The basic premise I was trying to make is that if I don't take care of myself I won't be able to take care of anybody else either.  Hence the common sense rules that a parent put on their 02 mask first in an airplane.  I live so that my family and those important to me can live as well.  You do the same. 

In response to your other insinuation, of course there are greedy people in the world.  Nobody is saying that greed is good a la Gordon Gecko.  What I am saying is that each one of us looking out for own good is the way to go.  If our individual "needs" clash with one another, well then, we have the courts to settle our grievances. 

 

Kevin - it doesn't work - selfishness is bad no matter how you want to dress it up.  If you weigh everything so as to be selfish or enlightened self interest then you will be seen as such - and avoided.

I think that looking at the world as us all being selfish isn't healthy - and it isn't a good way to view the world - a better way to view the world is to see yourself as meeting your own needs with equal consideration of others needs - you can apply this to the environment, animals, aliens and the cosmos.

You have different outcomes if you do the selfish thing as compared to the considering all needs way.  The considering all needs way gets way more well being for all.  The selfish way leaves others sometimes feeling like they don't count, and that lowers all our well being.

Alice, it isn't me dressing anything up.  The concept of enlightened self interest has been around in psychological circles for many years.

Your description of meeting ones needs while meeting the needs of others is, in fact, a description of enlightened self-interest.

 

 

 

Right, Kevin.  There is a logical reason for the "put your own oxygen mask on before helping your children with theirs" sign.  If you're not addressing your own needs, you won't be able to help with others'. 

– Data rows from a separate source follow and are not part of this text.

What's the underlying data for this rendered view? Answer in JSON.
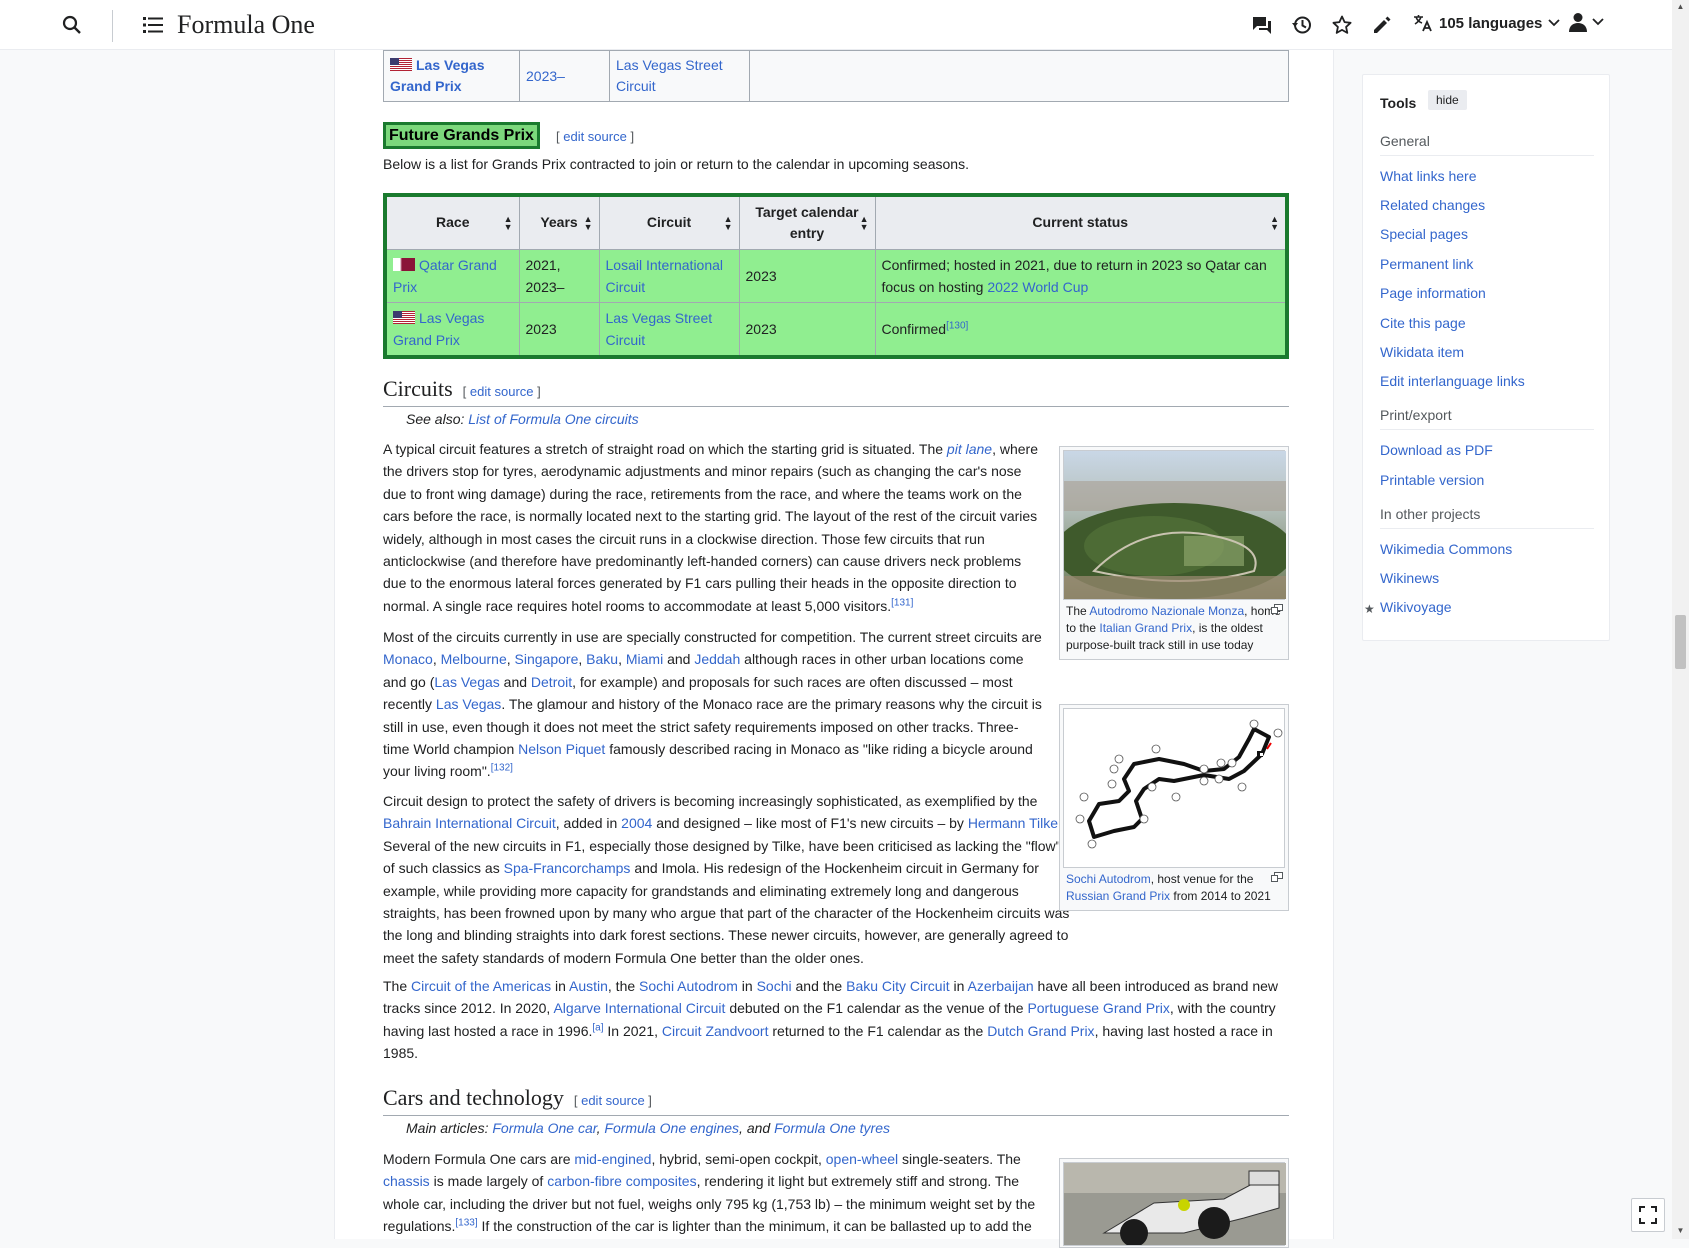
{
  "header": {
    "site_title": "Formula One",
    "languages_label": "105 languages"
  },
  "top_table": {
    "race": "Las Vegas Grand Prix",
    "years": "2023–",
    "circuit": "Las Vegas Street Circuit"
  },
  "future": {
    "heading": "Future Grands Prix",
    "edit_label": "edit source",
    "intro": "Below is a list for Grands Prix contracted to join or return to the calendar in upcoming seasons.",
    "headers": [
      "Race",
      "Years",
      "Circuit",
      "Target calendar entry",
      "Current status"
    ],
    "rows": [
      {
        "race": "Qatar Grand Prix",
        "years": "2021, 2023–",
        "circuit": "Losail International Circuit",
        "target": "2023",
        "status_a": "Confirmed; hosted in 2021, due to return in 2023 so Qatar can focus on hosting ",
        "status_link": "2022 World Cup",
        "status_ref": ""
      },
      {
        "race": "Las Vegas Grand Prix",
        "years": "2023",
        "circuit": "Las Vegas Street Circuit",
        "target": "2023",
        "status_a": "Confirmed",
        "status_link": "",
        "status_ref": "[130]"
      }
    ]
  },
  "circuits": {
    "heading": "Circuits",
    "edit_label": "edit source",
    "see_also_prefix": "See also: ",
    "see_also_link": "List of Formula One circuits",
    "refs": {
      "r131": "[131]",
      "r132": "[132]",
      "ra": "[a]"
    },
    "thumb1_caption": {
      "pre": "The ",
      "l1": "Autodromo Nazionale Monza",
      "mid": ", home to the ",
      "l2": "Italian Grand Prix",
      "post": ", is the oldest purpose-built track still in use today"
    },
    "thumb2_caption": {
      "l1": "Sochi Autodrom",
      "mid": ", host venue for the ",
      "l2": "Russian Grand Prix",
      "post": " from 2014 to 2021"
    }
  },
  "cars": {
    "heading": "Cars and technology",
    "edit_label": "edit source",
    "main_prefix": "Main articles: ",
    "main_links": [
      "Formula One car",
      "Formula One engines",
      "Formula One tyres"
    ],
    "ref133": "[133]"
  },
  "tools": {
    "title": "Tools",
    "hide_label": "hide",
    "group_general": "General",
    "general_items": [
      "What links here",
      "Related changes",
      "Special pages",
      "Permanent link",
      "Page information",
      "Cite this page",
      "Wikidata item",
      "Edit interlanguage links"
    ],
    "group_print": "Print/export",
    "print_items": [
      "Download as PDF",
      "Printable version"
    ],
    "group_projects": "In other projects",
    "project_items": [
      "Wikimedia Commons",
      "Wikinews",
      "Wikivoyage"
    ]
  },
  "colors": {
    "link": "#3366cc",
    "table_green": "#90ee90",
    "border_green": "#1a7a2e"
  }
}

On the other hand the "greed is good" philosophy obviously works well enough for the psychopaths among us to keep enough of them surviving and reproducing to be a continual problem.  We really haven't worked out a sufficiently fine tuned asshole control method to prevent them from rising to positions of power and ultimately causing widespread disasters like WWII and the current global financial crisis (to mention just two of thousands over the sad history of our species).  

The concept of one person one vote has helped, but we've not managed to figure out a reliable way of avoiding the subversion of this idea over time.   The authors of the US constitution (following in the footsteps of the architects of the French Revolution and the Enlightenment thinkers gave it their best shot, but 200 years on, we seem to be running into the same issues that prompted the French and American revolutions (i.e.  assholes in leadership positions).  

We've managed to define our terms a bit better (assholes -> psychopaths) and neuroscience has found MRI scan differences between psychopaths and "normal" people, but we still don't know how to sideline the (apparently evolutionarily inevitable) predators among us in a reliable, permanent way.   The less intelligent predators can be caught and jailed, but meanwhile the brighter ones are successfully lobbying for privately owned prisons and profiting from our limited ability to control the activities of their less bright brothers.

Kevin - OK then - we must agree therefore.....  I can see the value in understanding that we are motivated for our own self interest - but if this leads us to thinking that therefore we only need to what is in our own self interest then I think they are mistaken.  Understanding that we are motivated by our own self interest, should then give us a self awareness that allows us to sometimes act against our own self interest or in the interest of someone else, because we wish to give something to someone else, and know this in a conscience sense.  Awareness is the only reason that enlightened self interest is of value.  It's what you do with this awareness that is next - the next level is also realising that to act solely for self interest is not in your or others best interest and therefore is to be continually monitored so that balance of myself and others can be considered.

Having read most of Ayn Rand's work I can tell you that her concept of selfishness doesn't have any enlightened part anywhere.